The Good Life : À quand une voiture autonome chez Renault ?
Luca de Meo : Une voiture roulant toute seule n’est pas encore à l’ordre du jour, mais nous pensons que cela vaut la peine d’investir sur les technologies de connectivité, car certaines innovations vont permettre d’améliorer le confort à bord (assistance à la conduite) et surtout la sécurité. Il faut avoir à l’esprit que 90 % des accidents sont dus à une erreur humaine.
The Good Life : Alors que Renault mise sur la voiture électrique, le choix de la formule 1, et non de la formule E n’est-il pas paradoxal ?
Luca de Meo : L’engouement pour la formule E est encore très marginal. Cela fait 43 ans que Renault participe à l’histoire de la formule 1. C’est de fait la plate-forme marketing idéale pour Renault. Cependant, nous avons alloué la F1 à Alpine, dont la gamme grand public deviendra, à partir de 2025, totalement électrique. L’idée est de faire d’Alpine une marque entre mini-Ferrari et mini-Tesla et de faire en sorte que l’activité de course donne l’engouement nécessaire à ce projet industriel, aux yeux des enthousiastes de la voiture qui vont le plébisciter.
The Good Life : Tu as dit que la phase deux est déjà en route. Que peux-tu nous dire de la phase trois qui doit suivre ?
Luca de Meo : Nous avons décidé d’opérer une métamorphose de Renault. Nous avons commencé, il y a un an et demi, par réorganiser l’entreprise autour de quatre marques bien distinctes pour qu’elles soient plus agiles et plus à même de répondre aux besoins des marchés. Et cela marche : il y a une identité propre à chaque équipe, de la cohérence, de la transparence économique. Ces marques, nous allons désormais les développer autour d’un set de technologies homogènes entre elles.

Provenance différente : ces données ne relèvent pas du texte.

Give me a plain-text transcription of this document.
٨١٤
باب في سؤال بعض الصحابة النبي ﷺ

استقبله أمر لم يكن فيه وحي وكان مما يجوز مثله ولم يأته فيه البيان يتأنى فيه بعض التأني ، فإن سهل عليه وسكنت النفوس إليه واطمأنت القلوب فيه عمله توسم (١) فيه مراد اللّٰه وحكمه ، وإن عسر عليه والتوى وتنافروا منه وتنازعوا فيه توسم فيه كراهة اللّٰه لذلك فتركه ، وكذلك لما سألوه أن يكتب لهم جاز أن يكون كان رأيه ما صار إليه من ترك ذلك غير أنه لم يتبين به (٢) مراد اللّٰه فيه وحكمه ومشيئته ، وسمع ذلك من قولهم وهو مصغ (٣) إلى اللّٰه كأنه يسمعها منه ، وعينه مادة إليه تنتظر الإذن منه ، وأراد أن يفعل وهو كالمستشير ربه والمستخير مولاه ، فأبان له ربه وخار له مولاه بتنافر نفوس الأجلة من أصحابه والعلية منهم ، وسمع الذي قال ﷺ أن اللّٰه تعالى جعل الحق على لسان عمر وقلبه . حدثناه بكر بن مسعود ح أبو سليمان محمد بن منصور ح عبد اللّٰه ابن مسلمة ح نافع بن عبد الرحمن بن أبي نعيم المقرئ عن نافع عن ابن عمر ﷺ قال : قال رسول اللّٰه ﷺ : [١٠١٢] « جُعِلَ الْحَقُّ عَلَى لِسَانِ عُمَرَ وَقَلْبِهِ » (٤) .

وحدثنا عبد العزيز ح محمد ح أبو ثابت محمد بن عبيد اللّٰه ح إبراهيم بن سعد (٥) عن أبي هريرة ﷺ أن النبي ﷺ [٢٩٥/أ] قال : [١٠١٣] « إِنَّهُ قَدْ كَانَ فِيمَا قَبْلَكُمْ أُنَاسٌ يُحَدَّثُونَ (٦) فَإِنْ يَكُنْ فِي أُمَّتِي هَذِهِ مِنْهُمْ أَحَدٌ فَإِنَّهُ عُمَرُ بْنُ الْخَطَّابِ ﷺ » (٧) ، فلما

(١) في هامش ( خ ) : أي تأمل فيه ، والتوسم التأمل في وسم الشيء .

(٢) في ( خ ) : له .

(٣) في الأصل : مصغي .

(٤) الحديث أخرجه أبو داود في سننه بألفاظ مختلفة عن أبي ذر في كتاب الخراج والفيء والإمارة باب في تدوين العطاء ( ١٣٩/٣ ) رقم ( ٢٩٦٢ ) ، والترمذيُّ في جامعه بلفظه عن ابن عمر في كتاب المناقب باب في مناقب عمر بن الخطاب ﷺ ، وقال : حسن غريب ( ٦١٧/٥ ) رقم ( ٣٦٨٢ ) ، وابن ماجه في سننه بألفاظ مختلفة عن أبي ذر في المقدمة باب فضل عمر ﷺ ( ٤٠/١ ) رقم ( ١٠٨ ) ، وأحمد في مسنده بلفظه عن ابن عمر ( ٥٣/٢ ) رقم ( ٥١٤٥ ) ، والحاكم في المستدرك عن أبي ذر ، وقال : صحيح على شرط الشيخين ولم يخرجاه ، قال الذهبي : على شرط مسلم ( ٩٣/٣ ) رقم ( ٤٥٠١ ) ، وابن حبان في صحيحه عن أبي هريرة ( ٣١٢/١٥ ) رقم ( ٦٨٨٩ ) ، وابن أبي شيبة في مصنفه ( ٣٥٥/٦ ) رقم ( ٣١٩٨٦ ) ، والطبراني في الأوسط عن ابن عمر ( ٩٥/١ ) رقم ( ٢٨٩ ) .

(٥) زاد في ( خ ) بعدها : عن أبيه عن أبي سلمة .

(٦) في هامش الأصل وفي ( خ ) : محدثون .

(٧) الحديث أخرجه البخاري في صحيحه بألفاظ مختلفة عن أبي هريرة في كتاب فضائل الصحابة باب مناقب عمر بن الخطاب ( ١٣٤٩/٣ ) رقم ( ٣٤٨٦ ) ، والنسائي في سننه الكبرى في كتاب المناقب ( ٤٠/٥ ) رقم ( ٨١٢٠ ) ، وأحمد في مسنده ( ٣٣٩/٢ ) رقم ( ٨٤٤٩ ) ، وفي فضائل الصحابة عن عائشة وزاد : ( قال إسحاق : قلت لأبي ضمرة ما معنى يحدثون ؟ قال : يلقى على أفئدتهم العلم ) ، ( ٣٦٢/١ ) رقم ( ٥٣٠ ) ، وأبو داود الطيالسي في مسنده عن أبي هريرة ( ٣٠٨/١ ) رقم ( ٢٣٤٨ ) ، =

Renault, autour de l’électrique et de la technologie ; Dacia, autour des moteurs à combustion réinventés, l’e‑fuel ; Alpine, avec la technologie de la course amenée à la grande série, et Mobilize, lié aux services de la mobilité. Renault va s’orienter vers de nouvelles chaînes de valeur et devenir ainsi une entreprise hypermoderne, basée sur l’innovation et la capacité d’adaptation. D’ici à 2025, 25 nouveaux modèles seront lancés dans les quatre marques du groupe. Nous aurons sans aucun doute la meilleure gamme du groupe depuis des décennies.